Hayatımızı teslim ettiklerimizden diploma sorarken, geleceğimizi teslim ettiklerimize kimlik bile sormamamız tuhaf değil mi?
***
Hiç dikkatinizi çekti mi bilmem:
Türkçe, ciddiye aldığı mesleklere çoğunlukla takısız bir ad bahşediyor:
"Doktor", "mimar", "mühendis", "öğretmen", "akademisyen" "avukat", "diplomat", "pilot", "asker" gibi...
Belli eğitim gerektiren bu mesleklerin yanı sıra, iyi yapıldığında her yerde geçerli olabilecek uzmanlık dallarının da yalın bir adı var:
"Marangoz", "tüccar", "terzi", "berber", "teknisyen" gibi...

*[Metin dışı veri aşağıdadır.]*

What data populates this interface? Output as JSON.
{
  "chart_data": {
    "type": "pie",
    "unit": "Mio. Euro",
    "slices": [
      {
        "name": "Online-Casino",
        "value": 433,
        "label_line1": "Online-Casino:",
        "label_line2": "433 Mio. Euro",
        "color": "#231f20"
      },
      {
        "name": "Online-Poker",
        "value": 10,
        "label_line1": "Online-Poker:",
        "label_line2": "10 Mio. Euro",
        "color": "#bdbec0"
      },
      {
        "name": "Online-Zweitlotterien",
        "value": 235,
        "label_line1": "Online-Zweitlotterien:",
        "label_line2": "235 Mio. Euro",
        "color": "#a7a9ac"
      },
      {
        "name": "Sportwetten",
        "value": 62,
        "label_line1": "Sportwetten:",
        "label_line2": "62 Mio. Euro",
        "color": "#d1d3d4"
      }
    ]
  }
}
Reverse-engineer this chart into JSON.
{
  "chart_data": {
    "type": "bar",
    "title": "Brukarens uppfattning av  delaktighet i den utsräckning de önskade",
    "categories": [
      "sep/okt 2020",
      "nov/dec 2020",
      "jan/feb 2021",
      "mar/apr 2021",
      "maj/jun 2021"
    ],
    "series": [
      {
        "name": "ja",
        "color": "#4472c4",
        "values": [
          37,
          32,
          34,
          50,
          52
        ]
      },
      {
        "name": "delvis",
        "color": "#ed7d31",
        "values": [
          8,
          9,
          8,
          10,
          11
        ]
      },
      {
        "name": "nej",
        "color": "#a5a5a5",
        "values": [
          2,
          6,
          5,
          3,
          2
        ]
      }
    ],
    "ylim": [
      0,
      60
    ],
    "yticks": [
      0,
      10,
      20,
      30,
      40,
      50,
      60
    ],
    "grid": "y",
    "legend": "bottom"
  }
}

Diploma gerektirmeyen, biraz usta - çırak ilişkisiyle "alayda" öğrenilen "mesleköler ise, genelde isme eklenen "cı - ci - cu - cü - çı - çi - çu - çü" takılarıyla anılıyor:
"Aş - çı", "iş - çi", "bek - çi", "taksi - ci", "fotoğraf - çı", "sendika - cı", "güreş - çi", "sünnet - çi", "komisyon - cu", "emlak - çi", "sinema - cı", "reklam - cı", "moda - cı", "banka - cı", "televizyon - cu", "yayın - cı", "sunu - cu", "turizm - ci", "manifatura - cı", "züccaciye - ci", "tamir - ci", "işletme - ci", "temizlik - çi", "bakı - cı", "posta - cı" gibi...

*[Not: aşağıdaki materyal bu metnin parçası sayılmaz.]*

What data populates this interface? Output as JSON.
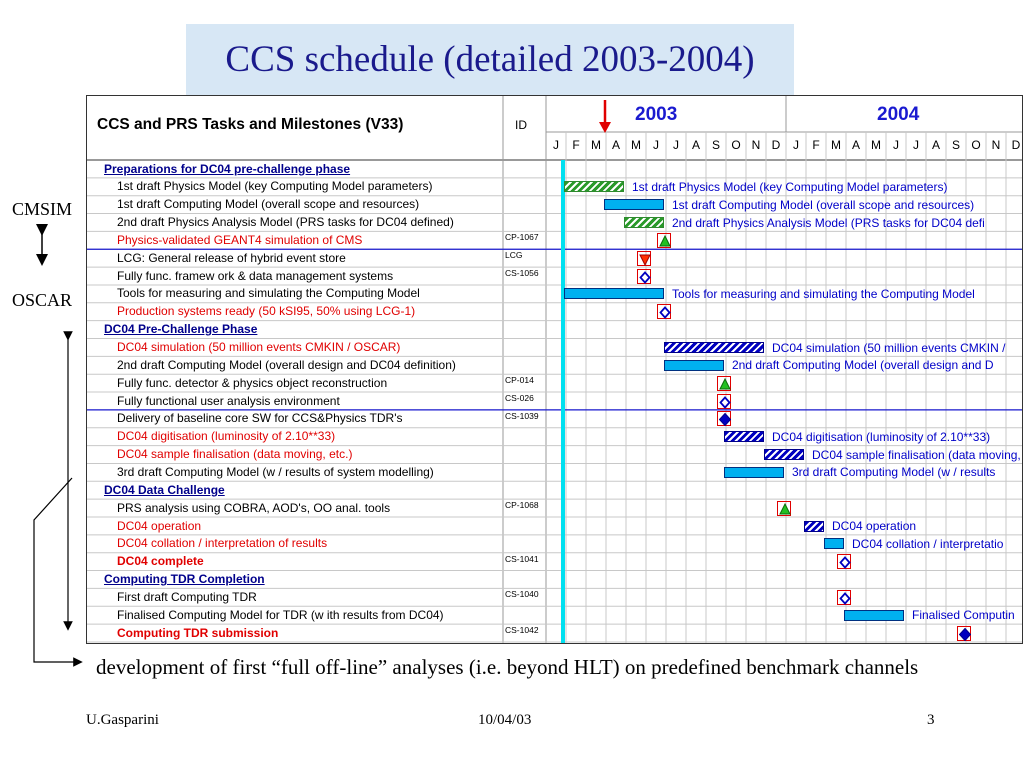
{
  "title": "CCS schedule (detailed 2003-2004)",
  "header": {
    "tasks_label": "CCS and PRS Tasks and Milestones (V33)",
    "id_label": "ID",
    "years": [
      "2003",
      "2004"
    ],
    "months": [
      "J",
      "F",
      "M",
      "A",
      "M",
      "J",
      "J",
      "A",
      "S",
      "O",
      "N",
      "D",
      "J",
      "F",
      "M",
      "A",
      "M",
      "J",
      "J",
      "A",
      "S",
      "O",
      "N",
      "D"
    ]
  },
  "rows": [
    {
      "label": "Preparations for DC04 pre-challenge phase",
      "style": "section",
      "id": ""
    },
    {
      "label": "1st draft Physics  Model (key Computing Model parameters)",
      "style": "normal",
      "id": "",
      "bar": {
        "kind": "hatch-green",
        "start_month": 1,
        "end_month": 4
      },
      "bar_label": "1st draft Physics  Model (key Computing Model parameters)"
    },
    {
      "label": "1st draft Computing Model (overall scope and resources)",
      "style": "normal",
      "id": "",
      "bar": {
        "kind": "solid",
        "start_month": 3,
        "end_month": 6
      },
      "bar_label": "1st draft Computing Model (overall scope and resources)"
    },
    {
      "label": "2nd draft Physics Analysis Model (PRS tasks for DC04 defined)",
      "style": "normal",
      "id": "",
      "bar": {
        "kind": "hatch-green",
        "start_month": 4,
        "end_month": 6
      },
      "bar_label": "2nd draft Physics Analysis Model (PRS tasks for DC04 defi"
    },
    {
      "label": "Physics-validated GEANT4 simulation of CMS",
      "style": "red",
      "id": "CP-1067",
      "milestone": {
        "shape": "triangle-up",
        "month": 6
      }
    },
    {
      "label": "LCG: General release of hybrid event store",
      "style": "normal",
      "id": "LCG",
      "milestone": {
        "shape": "triangle-down",
        "month": 5
      }
    },
    {
      "label": "Fully func. framew ork & data management systems",
      "style": "normal",
      "id": "CS-1056",
      "milestone": {
        "shape": "diamond-open",
        "month": 5
      }
    },
    {
      "label": "Tools for measuring and simulating the Computing Model",
      "style": "normal",
      "id": "",
      "bar": {
        "kind": "solid",
        "start_month": 1,
        "end_month": 6
      },
      "bar_label": "Tools for measuring and simulating the Computing Model"
    },
    {
      "label": "Production systems ready (50 kSI95, 50% using LCG-1)",
      "style": "red",
      "id": "",
      "milestone": {
        "shape": "diamond-open",
        "month": 6
      }
    },
    {
      "label": "DC04 Pre-Challenge Phase",
      "style": "section",
      "id": ""
    },
    {
      "label": "DC04 simulation (50 million events CMKIN / OSCAR)",
      "style": "red",
      "id": "",
      "bar": {
        "kind": "hatch-blue",
        "start_month": 6,
        "end_month": 11
      },
      "bar_label": "DC04 simulation (50 million events CMKIN /"
    },
    {
      "label": "2nd draft Computing Model (overall design and DC04 definition)",
      "style": "normal",
      "id": "",
      "bar": {
        "kind": "solid",
        "start_month": 6,
        "end_month": 9
      },
      "bar_label": "2nd draft Computing Model (overall design and D"
    },
    {
      "label": "Fully func. detector & physics object reconstruction",
      "style": "normal",
      "id": "CP-014",
      "milestone": {
        "shape": "triangle-up",
        "month": 9
      }
    },
    {
      "label": "Fully functional user analysis environment",
      "style": "normal",
      "id": "CS-026",
      "milestone": {
        "shape": "diamond-open",
        "month": 9
      }
    },
    {
      "label": "Delivery of baseline core SW for CCS&Physics TDR's",
      "style": "normal",
      "id": "CS-1039",
      "milestone": {
        "shape": "diamond-filled",
        "month": 9
      }
    },
    {
      "label": "DC04 digitisation (luminosity of 2.10**33)",
      "style": "red",
      "id": "",
      "bar": {
        "kind": "hatch-blue",
        "start_month": 9,
        "end_month": 11
      },
      "bar_label": "DC04 digitisation (luminosity of 2.10**33)"
    },
    {
      "label": "DC04 sample finalisation (data moving, etc.)",
      "style": "red",
      "id": "",
      "bar": {
        "kind": "hatch-blue",
        "start_month": 11,
        "end_month": 13
      },
      "bar_label": "DC04 sample finalisation (data moving,"
    },
    {
      "label": "3rd draft Computing Model (w / results of system modelling)",
      "style": "normal",
      "id": "",
      "bar": {
        "kind": "solid",
        "start_month": 9,
        "end_month": 12
      },
      "bar_label": "3rd draft Computing Model (w / results"
    },
    {
      "label": "DC04 Data Challenge",
      "style": "section",
      "id": ""
    },
    {
      "label": "PRS analysis using COBRA, AOD's, OO anal. tools",
      "style": "normal",
      "id": "CP-1068",
      "milestone": {
        "shape": "triangle-up",
        "month": 12
      }
    },
    {
      "label": "DC04 operation",
      "style": "red",
      "id": "",
      "bar": {
        "kind": "hatch-blue",
        "start_month": 13,
        "end_month": 14
      },
      "bar_label": "DC04 operation"
    },
    {
      "label": "DC04 collation / interpretation of results",
      "style": "red",
      "id": "",
      "bar": {
        "kind": "solid",
        "start_month": 14,
        "end_month": 15
      },
      "bar_label": "DC04 collation / interpretatio"
    },
    {
      "label": "DC04 complete",
      "style": "redbold",
      "id": "CS-1041",
      "milestone": {
        "shape": "diamond-open",
        "month": 15
      }
    },
    {
      "label": "Computing TDR Completion",
      "style": "section",
      "id": ""
    },
    {
      "label": "First draft Computing TDR",
      "style": "normal",
      "id": "CS-1040",
      "milestone": {
        "shape": "diamond-open",
        "month": 15
      }
    },
    {
      "label": "Finalised Computing Model for TDR (w ith results from DC04)",
      "style": "normal",
      "id": "",
      "bar": {
        "kind": "solid",
        "start_month": 15,
        "end_month": 18
      },
      "bar_label": "Finalised Computin"
    },
    {
      "label": "Computing TDR submission",
      "style": "redbold",
      "id": "CS-1042",
      "milestone": {
        "shape": "diamond-filled",
        "month": 21
      }
    }
  ],
  "side_labels": {
    "cmsim": "CMSIM",
    "oscar": "OSCAR"
  },
  "caption": "development of first “full off-line” analyses (i.e. beyond HLT) on predefined benchmark channels",
  "footer": {
    "author": "U.Gasparini",
    "date": "10/04/03",
    "page": "3"
  },
  "colors": {
    "title_bg": "#d7e7f5",
    "title_text": "#1a1a8c",
    "bar_fill": "#00b0f0",
    "bar_label": "#0000c8",
    "section": "#00008b",
    "red": "#e00000",
    "today_line": "#00e0f0"
  }
}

Bu listeye "çay - cı, "fal - cı", "kalay - cı", "işporta - cı", "dilen - ci", "davul - cu", "zurna - cı", "üfürük - çü" gibi "işöleri de ekleyebilirsiniz.

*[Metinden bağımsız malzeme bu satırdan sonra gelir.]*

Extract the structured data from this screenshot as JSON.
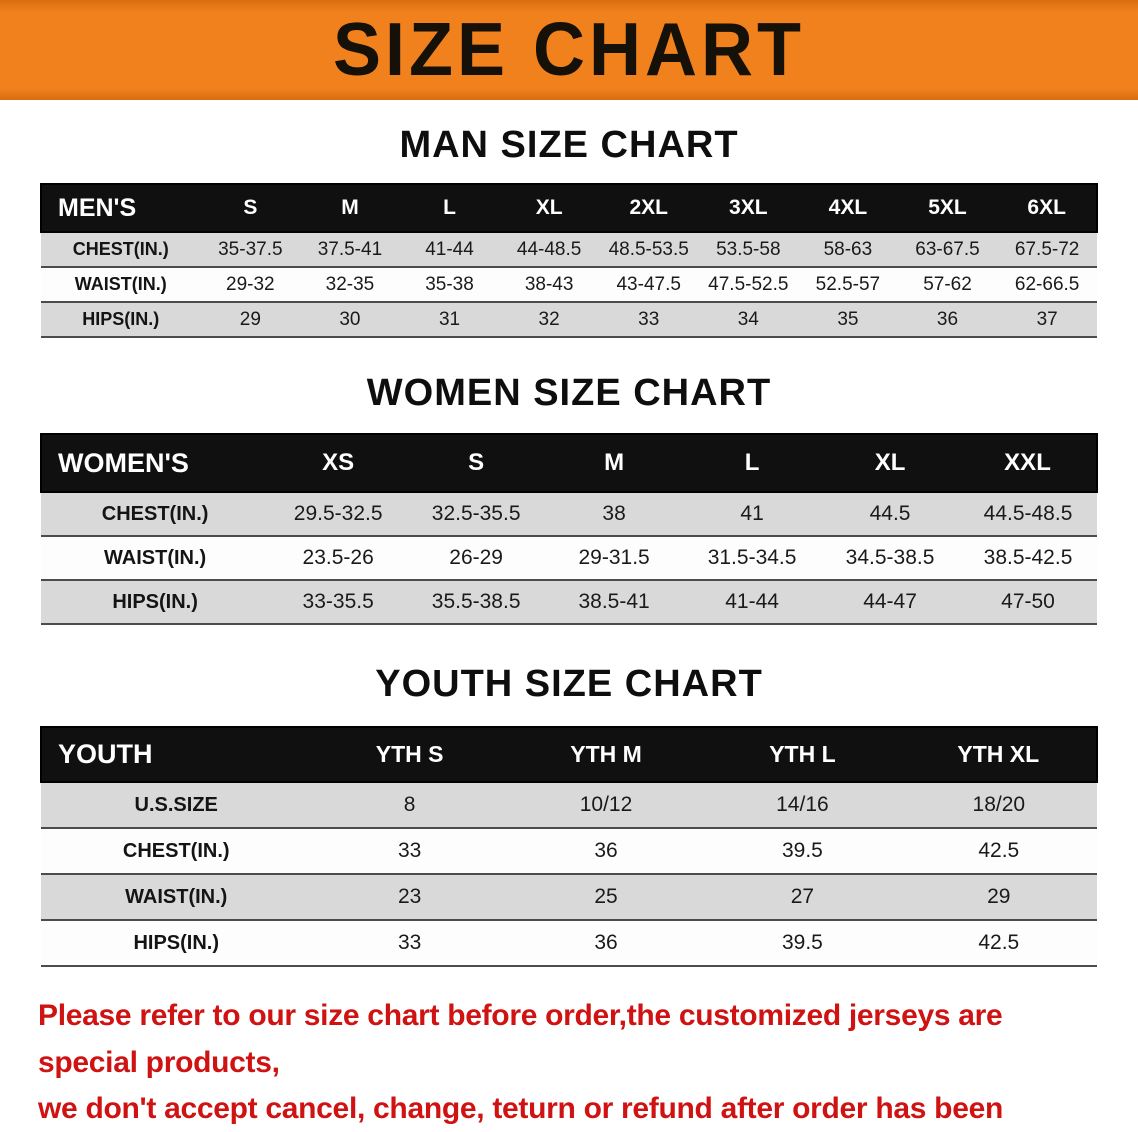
{
  "banner": {
    "title": "SIZE CHART",
    "bg_color": "#F0811D",
    "text_color": "#151008"
  },
  "sections": [
    {
      "heading": "MAN SIZE CHART",
      "table": {
        "title": "MEN'S",
        "columns": [
          "S",
          "M",
          "L",
          "XL",
          "2XL",
          "3XL",
          "4XL",
          "5XL",
          "6XL"
        ],
        "rows": [
          {
            "label": "CHEST(IN.)",
            "values": [
              "35-37.5",
              "37.5-41",
              "41-44",
              "44-48.5",
              "48.5-53.5",
              "53.5-58",
              "58-63",
              "63-67.5",
              "67.5-72"
            ]
          },
          {
            "label": "WAIST(IN.)",
            "values": [
              "29-32",
              "32-35",
              "35-38",
              "38-43",
              "43-47.5",
              "47.5-52.5",
              "52.5-57",
              "57-62",
              "62-66.5"
            ]
          },
          {
            "label": "HIPS(IN.)",
            "values": [
              "29",
              "30",
              "31",
              "32",
              "33",
              "34",
              "35",
              "36",
              "37"
            ]
          }
        ]
      }
    },
    {
      "heading": "WOMEN SIZE CHART",
      "table": {
        "title": "WOMEN'S",
        "columns": [
          "XS",
          "S",
          "M",
          "L",
          "XL",
          "XXL"
        ],
        "rows": [
          {
            "label": "CHEST(IN.)",
            "values": [
              "29.5-32.5",
              "32.5-35.5",
              "38",
              "41",
              "44.5",
              "44.5-48.5"
            ]
          },
          {
            "label": "WAIST(IN.)",
            "values": [
              "23.5-26",
              "26-29",
              "29-31.5",
              "31.5-34.5",
              "34.5-38.5",
              "38.5-42.5"
            ]
          },
          {
            "label": "HIPS(IN.)",
            "values": [
              "33-35.5",
              "35.5-38.5",
              "38.5-41",
              "41-44",
              "44-47",
              "47-50"
            ]
          }
        ]
      }
    },
    {
      "heading": "YOUTH SIZE CHART",
      "table": {
        "title": "YOUTH",
        "columns": [
          "YTH S",
          "YTH M",
          "YTH L",
          "YTH XL"
        ],
        "rows": [
          {
            "label": "U.S.SIZE",
            "values": [
              "8",
              "10/12",
              "14/16",
              "18/20"
            ]
          },
          {
            "label": "CHEST(IN.)",
            "values": [
              "33",
              "36",
              "39.5",
              "42.5"
            ]
          },
          {
            "label": "WAIST(IN.)",
            "values": [
              "23",
              "25",
              "27",
              "29"
            ]
          },
          {
            "label": "HIPS(IN.)",
            "values": [
              "33",
              "36",
              "39.5",
              "42.5"
            ]
          }
        ]
      }
    }
  ],
  "footer": {
    "lines": [
      "Please refer to our size chart before order,the customized jerseys are special products,",
      "we don't accept cancel, change, teturn or refund after order has been placed!"
    ],
    "text_color": "#CF1212"
  },
  "colors": {
    "table_header_bg": "#101010",
    "row_shade": "#D9D9D9",
    "banner_orange": "#F0811D",
    "notice_red": "#CF1212"
  }
}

(Dünyanın en eski mesleğini icra edenlerle ettirenlerin "alaylı" olmalarına rağmen, ilk kategoriye girdiğine dikkat çekelim).
("İş - veren"e "işadamı" denirken, "iş - yapan"ın - "adam" yerine konmayıp - "iş - çi" diye adlandırılmasını varın siz yorumlayın).
***
Meslek adları bahsinde dikkatimi çeken birkaç ayrıntı daha var:
"Piyanist", "aktör", "heykeltıraş", "şair", "yazar", "ressam" yerine "sanat - çı", "edebiyat - çı" deyip hepsini "şarkı - cı"yla bir kefeye koymamız mesela...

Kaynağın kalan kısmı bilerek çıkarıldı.